Рок не утратил свой бунтарский дух. Рок просто в целом утратил свою актуальность. Можно даже сказать, что музыка утратила свою актуальность. На протяжении нескольких десятилетий музыка была стержнем всей протестной культуры. Сейчас протест ушел в другие вещи – в акционизм, в феминизм и так далее. И музыка сошла с авансцены. На самом деле, в сегодняшней России очень много бунтарской, протестной музыки! Есть даже целое рок-н-ролльное антивоенное движение – «Антиармия», которое проводит свои концерты. В этом движении состоит довольно много групп. Появилось много сердитых панковских и постпанковских коллективов.

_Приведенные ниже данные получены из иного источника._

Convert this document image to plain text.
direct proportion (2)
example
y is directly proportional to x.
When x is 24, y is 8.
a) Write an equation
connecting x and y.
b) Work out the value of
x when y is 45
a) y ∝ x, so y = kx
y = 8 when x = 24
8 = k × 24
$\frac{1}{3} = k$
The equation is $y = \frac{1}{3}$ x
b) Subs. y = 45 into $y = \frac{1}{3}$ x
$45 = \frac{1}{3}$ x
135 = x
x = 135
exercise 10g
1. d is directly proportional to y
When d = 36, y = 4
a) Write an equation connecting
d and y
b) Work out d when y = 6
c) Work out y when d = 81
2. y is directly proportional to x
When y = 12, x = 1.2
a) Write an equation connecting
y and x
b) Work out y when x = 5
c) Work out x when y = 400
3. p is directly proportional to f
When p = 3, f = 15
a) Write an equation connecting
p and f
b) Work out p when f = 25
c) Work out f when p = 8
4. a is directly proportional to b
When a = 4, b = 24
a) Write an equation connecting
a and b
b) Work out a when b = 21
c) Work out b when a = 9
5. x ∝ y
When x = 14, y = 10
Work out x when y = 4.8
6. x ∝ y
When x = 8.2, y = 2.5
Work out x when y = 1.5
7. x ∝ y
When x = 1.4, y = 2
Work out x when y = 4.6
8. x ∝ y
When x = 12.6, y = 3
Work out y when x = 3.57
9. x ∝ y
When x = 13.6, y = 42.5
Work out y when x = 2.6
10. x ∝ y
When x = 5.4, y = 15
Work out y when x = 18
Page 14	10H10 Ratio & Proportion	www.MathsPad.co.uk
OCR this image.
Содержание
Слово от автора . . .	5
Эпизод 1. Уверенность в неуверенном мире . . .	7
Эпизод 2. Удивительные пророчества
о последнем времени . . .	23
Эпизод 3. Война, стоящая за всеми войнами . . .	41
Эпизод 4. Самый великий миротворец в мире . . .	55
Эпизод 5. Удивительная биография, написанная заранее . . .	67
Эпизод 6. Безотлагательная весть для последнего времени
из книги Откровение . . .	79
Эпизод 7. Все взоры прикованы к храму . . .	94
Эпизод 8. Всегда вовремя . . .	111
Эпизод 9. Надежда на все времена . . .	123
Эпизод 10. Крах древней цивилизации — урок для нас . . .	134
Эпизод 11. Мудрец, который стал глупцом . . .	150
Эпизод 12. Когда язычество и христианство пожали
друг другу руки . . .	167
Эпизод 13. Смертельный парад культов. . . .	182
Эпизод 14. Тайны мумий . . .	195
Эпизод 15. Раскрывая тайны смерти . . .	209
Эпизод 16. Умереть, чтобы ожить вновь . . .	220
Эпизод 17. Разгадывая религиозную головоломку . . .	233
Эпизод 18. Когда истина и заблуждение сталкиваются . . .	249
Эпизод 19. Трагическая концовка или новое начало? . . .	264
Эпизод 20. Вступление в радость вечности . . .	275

Вы не знаете об этом, потому что на эту музыку нет запроса – того запроса, какой был в 1980-е годы. Поэтому та музыка, которая звучала на стадионах, ушла в маленькие, иногда подпольные, клубы.
А как бы вы охарактеризовали сегодняшнее состояние не только в музыке, но и в культуре в целом? В недавнем интервью вы сказали о новой выставке одного художника, что он стал скучен, потому что делает одно и то же, что у него идут сплошные самоповторы. Сегодня и в искусстве в целом – не сплошные ли самоповторы и копирование того, что было?
Да, после открытий ХХ века ничего нового в искусстве придумано не было. ХХ век в общем-то прошел все возможные дорожки. Это касается и музыки, и живописи, и кино. И всё, что происходит сегодня, – это работа со вторсырьем, по большому счету. Музыку я знаю лучше всего, и могу сказать совершенно уверенно, что с середины 1990-х годов ничего нового в музыке придумано не было. Никаких новых стилей, никаких новых смесей, никаких принципиально новых идей в звучании, в композиции и так далее. Примерно такое же впечатление у меня и об изобразительном искусстве, которое я знаю неплохо. Сегодня новые технологии позволяют создавать какие-то навороты, но это не является новизной в идеологическом смысле, это новизна чисто техническая.
С чем связана такая ситуация, по-вашему? Кризис идей? Деградация творческих личностей под диктатом рынка, где востребованным становится только то, что могут продать продюсеры и арт-дилеры?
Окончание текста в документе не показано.